LA COUR DE CASSATION, DEUXIÈME CHAMBRE CIVILE, a rendu l'arrêt suivant :
CIV. 2
LM
COUR DE CASSATION
______________________
Audience publique du 4 novembre 2021
Cassation
M. PIREYRE, président
Arrêt n° 1012 F-D
Pourvoi n° M 20-16.052
R É P U B L I Q U E F R A N Ç A I S E
_________________________
AU NOM DU PEUPLE FRANÇAIS
_________________________
ARRÊT DE LA COUR DE CASSATION, DEUXIÈME CHAMBRE CIVILE, DU 4 NOVEMBRE 2021
1°/ M. [A] [D], domicilié [Adresse 4],
2°/ M. [R] [D], domicilié [Adresse 6],
ont formé le pourvoi n° M 20-16.052 contre l'arrêt rendu le 20 mai 2019 par la cour d'appel de Basse-Terre (1re chambre civile), dans le litige les opposant :
1°/ à M. [C] [M],
2°/ à Mme [S] [Y], épouse [M],
domiciliés tous deux lotissement [Adresse 10],
3°/ à Mme [P] [D], épouse [K], domiciliée [Adresse 10],
4°/ à Mme [G] [D], épouse [X], domiciliée [Adresse 2], tant en son nom personnel qu'en qualité d'héritière d'[N] [D],
5°/ à M. [E] [D], domicilié [Adresse 10],
6°/ à Mme [V] [D], domiciliée [Adresse 1],
7°/ à M. [J] [D], domicilié [Adresse 7],
8°/ à l'association syndicale libre du lotissement des Jardins de Gabrielle, dont le siège est chez [J] [D], [Adresse 7],
9°/ à Mme [L] [D], domiciliée [Adresse 3],
10°/ à Mme [B] [D], domiciliée [Adresse 5],
11°/ à M. [I] [D], domicilié [Adresse 8],
ces trois derniers pris en qualité d'héritiers d'[N] [D],
défendeurs à la cassation.
Les demandeurs invoquent, à l'appui de leur pourvoi, le moyen unique de cassation annexé au présent arrêt.
Le dossier a été communiqué au procureur général.
Sur le rapport de Mme Maunand, conseiller, les observations de la SCP Rocheteau et Uzan-Sarano, avocat de MM. [A] et [R] [D], de la SCP L. Poulet-Odent, avocat de M. et Mme [M], et l'avis de M. Aparisi, avocat général référendaire, après débats en l'audience publique du 22 septembre 2021 où étaient présents M. Pireyre, président, Mme Maunand, conseiller rapporteur, Mme Martinel, conseiller doyen, et Mme Thomas, greffier de chambre,
la deuxième chambre civile de la Cour de cassation, composée des président et conseillers précités, après en avoir délibéré conformément à la loi, a rendu le présent arrêt.
Faits et procédure
1. Selon l'arrêt attaqué (Basse-Terre, 20 mai 2019), M. et Mme [M] sont propriétaires d'une parcelle de terrain située en aval du lotissement « [Adresse 10]. Estimant subir un préjudice du fait de l'écoulement sur leur terrain des eaux de pluie venant du lotissement, ils ont assigné les propriétaires de lots ainsi que l'association syndicale libre du lotissement devant un tribunal afin d'obtenir leur condamnation à réaliser des travaux et à leur payer des dommages-intérêts.
2. Par jugement du 2 décembre 2011, ils ont été déboutés de l'intégralité de leurs demandes.
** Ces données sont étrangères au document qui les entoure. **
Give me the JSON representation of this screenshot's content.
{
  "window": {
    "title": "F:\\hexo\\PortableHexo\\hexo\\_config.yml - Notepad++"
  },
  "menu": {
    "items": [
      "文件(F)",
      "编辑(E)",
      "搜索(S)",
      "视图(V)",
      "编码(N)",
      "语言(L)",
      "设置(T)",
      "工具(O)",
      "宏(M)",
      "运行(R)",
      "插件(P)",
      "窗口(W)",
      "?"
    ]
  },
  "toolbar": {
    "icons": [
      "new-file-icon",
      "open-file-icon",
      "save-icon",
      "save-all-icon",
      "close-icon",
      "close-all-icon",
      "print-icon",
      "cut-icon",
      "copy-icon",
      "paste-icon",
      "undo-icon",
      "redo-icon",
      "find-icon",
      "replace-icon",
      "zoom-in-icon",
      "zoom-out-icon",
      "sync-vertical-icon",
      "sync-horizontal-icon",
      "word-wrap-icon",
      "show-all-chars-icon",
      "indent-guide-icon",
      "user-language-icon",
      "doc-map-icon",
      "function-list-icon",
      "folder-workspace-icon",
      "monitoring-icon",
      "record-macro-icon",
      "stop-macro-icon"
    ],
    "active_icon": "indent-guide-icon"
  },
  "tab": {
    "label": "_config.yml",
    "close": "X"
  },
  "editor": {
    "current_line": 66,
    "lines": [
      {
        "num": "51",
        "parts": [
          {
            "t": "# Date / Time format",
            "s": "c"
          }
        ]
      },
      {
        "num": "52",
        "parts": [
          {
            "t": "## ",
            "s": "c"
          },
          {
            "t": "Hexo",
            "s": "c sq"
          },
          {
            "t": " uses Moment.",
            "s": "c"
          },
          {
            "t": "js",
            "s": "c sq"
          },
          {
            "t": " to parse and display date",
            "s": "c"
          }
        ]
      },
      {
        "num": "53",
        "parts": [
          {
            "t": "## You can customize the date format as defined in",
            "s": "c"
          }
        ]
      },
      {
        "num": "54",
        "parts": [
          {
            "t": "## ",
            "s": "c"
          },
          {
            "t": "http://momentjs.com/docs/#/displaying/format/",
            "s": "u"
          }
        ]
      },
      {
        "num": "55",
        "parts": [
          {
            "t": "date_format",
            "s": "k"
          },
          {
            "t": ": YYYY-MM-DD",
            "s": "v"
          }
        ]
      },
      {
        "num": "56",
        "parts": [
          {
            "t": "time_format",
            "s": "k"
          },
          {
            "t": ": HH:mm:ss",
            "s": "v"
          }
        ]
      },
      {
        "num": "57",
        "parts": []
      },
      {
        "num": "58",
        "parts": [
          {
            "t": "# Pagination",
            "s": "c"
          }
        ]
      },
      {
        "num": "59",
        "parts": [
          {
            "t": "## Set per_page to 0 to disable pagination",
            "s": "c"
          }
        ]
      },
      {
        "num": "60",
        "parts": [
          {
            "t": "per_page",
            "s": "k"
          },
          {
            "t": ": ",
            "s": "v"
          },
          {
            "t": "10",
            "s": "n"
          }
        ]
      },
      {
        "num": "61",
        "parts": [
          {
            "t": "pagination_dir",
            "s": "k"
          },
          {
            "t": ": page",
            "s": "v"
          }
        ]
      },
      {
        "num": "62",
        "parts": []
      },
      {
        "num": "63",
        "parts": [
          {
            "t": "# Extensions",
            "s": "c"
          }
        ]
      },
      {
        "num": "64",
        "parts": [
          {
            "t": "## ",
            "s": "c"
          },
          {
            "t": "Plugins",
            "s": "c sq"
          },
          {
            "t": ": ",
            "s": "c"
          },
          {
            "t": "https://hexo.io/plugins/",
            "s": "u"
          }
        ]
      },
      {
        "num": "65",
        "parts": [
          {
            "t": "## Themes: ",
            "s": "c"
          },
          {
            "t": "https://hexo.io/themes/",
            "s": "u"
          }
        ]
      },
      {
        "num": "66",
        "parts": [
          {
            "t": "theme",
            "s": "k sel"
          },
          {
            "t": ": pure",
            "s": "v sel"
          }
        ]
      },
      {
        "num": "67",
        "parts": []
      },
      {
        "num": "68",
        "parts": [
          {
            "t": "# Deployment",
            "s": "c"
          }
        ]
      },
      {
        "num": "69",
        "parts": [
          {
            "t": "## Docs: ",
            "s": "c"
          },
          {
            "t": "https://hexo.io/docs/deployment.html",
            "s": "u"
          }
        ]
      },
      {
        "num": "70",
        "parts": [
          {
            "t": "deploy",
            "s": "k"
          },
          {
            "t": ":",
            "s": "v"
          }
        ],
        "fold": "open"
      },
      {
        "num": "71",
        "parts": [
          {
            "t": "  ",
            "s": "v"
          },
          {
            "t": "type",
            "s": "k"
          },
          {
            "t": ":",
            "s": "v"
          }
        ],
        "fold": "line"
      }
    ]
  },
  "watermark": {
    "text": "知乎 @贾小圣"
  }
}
Ils ont interjeté appel de cette décision.
3. La cour d'appel, par arrêt du 15 juin 2015, a, avant dire droit, ordonné une expertise. Par un arrêt du 23 octobre 2017 rendu après dépôt du rapport d'expertise, elle a infirmé le jugement et condamné in solidum les consorts [D] et l'association syndicale libre du lotissement à réaliser des travaux sous astreinte et à payer des dommages-intérêts à M. et Mme [M].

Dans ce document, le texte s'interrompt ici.